Video games are replacing reading
Once upon a time, kids would entertain themselves by getting lost in a book. But now, you're just as likely to find them playing the latest video game. Of course, video games aren't all bad: They can help kids develop a whole host of useful skills, such as concentration, coordination, problem-solving skills, and maybe even co-operative skills if they're playing online with their buddies. And a little rest and relaxation at the end of a hard days' learning isn't necessarily a bad thing.
However, a study published in Educational Psychology found that gaming skills have very little effect on academic performance, whereas reading activities 'have potentially important associations with cognition and especially school tests'.

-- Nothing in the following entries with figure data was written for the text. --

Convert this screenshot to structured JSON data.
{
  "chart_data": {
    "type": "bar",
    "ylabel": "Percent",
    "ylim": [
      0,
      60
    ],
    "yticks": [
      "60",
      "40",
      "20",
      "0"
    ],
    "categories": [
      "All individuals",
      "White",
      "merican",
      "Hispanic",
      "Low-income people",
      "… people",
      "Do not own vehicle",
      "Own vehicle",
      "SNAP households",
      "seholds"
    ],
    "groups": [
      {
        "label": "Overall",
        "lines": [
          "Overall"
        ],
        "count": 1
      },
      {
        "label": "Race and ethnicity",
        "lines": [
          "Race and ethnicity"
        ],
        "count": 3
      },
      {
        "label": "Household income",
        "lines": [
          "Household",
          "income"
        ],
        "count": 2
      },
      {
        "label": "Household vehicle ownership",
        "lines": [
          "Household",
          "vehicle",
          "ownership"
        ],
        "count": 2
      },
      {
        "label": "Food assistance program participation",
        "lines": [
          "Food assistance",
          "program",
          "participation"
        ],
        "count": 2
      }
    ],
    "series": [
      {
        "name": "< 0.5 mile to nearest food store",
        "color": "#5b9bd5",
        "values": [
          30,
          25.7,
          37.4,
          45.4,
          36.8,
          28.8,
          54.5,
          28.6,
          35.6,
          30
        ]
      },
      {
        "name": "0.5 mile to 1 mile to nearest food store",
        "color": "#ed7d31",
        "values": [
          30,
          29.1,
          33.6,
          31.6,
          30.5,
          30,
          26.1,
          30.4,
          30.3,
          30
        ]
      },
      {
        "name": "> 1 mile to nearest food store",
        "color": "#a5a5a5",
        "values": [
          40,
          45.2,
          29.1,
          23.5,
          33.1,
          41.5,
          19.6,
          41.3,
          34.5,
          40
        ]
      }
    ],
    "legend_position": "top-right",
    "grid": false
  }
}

The team concluded that "video games are primarily recreational activities and the cognitive stimulation they produce is very different from the one involved in specialized academic subjects."
We're suckers for fake news
Once upon a time, ridiculous headlines were restricted to supermarket tabloids—remember Batboy, or the WW2 bomber found on the moon? You could read for fun, but you knew it was the journalistic equivalent of professional wrestling. Nowadays the ridiculous tales turn up in places where they're less obviously fake—like social media feeds, which many people rely upon for their news.

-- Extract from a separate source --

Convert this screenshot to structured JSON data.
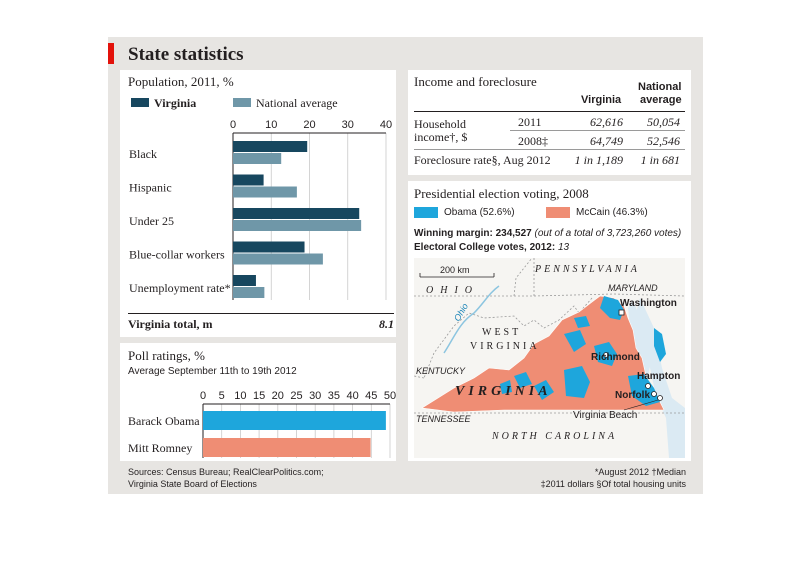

A recent Common Sense Media report, "News and America's Kids: How Young People Perceive and Are Impacted by the News," found that less than 50 percent of teens felt they had the skills to distinguish between real and fake news. And around a third confessed to sharing a news story they later found to be fake.
Trust was also an issue. Although over 60 percent of kids said they'd trust news from a relative the most, nearly a third of them preferred to get their news from social media. This problem can lead to people mistrusting news reports, even when they're well verified.

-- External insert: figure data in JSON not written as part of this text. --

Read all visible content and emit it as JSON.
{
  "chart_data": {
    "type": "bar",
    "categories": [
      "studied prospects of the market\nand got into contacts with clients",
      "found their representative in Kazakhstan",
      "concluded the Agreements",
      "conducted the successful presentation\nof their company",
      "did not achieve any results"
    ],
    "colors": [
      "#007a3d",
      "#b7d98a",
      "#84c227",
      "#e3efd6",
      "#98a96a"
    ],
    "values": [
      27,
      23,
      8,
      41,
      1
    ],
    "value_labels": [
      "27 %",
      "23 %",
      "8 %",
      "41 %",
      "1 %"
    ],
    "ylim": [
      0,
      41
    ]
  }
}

We're raising kids who can't read emotions
Being constantly plugged into technology can lead to real problems for younger kids. A study by scientists from UCLA (published in Computers in Human Behavior), found that preteens who spent five days at a nature camp, with no access to technology, improved their ability to read non-verbal emotion cues significantly. They were better able to react to emotional cues both in real life and in videotaped scenes. Those who were allowed access to technology showed no such improvement.
"Implications are that the short-term effects of increased opportunities for social interaction, combined with time away from screen-based media and digital communication tools, improves a preteen's understanding of nonverbal emotional cues," the research team concluded.
Our infants have trouble talking
Yes, adults may be suffering from tech's insidious effects on intellect, but what will the damage be to future generations? In research recently presented at the 2017 Pediatric Academic Societies Meeting, scientists found a link between the amount of time toddlers spent using devices like an iPad or cell phone and delays in speech development. For every 30 minutes of device time, the team found that 3-year-old-and-younger infants experienced almost a 50 percent increased risk of delay in expressive speech. "This is the first study to report an association between handheld screen time and increased risk of expressive language delay," lead researcher Catherine Birken, MD, told Science Daily.
So are cell phones dangerous for babies? While more research is needed into exactly which activities have the most impact, Dr. Birken endorses the advice from the American Academy of Pediatrics that babies under 18 months should not use devices at all, and after that, their use should be carefully monitored.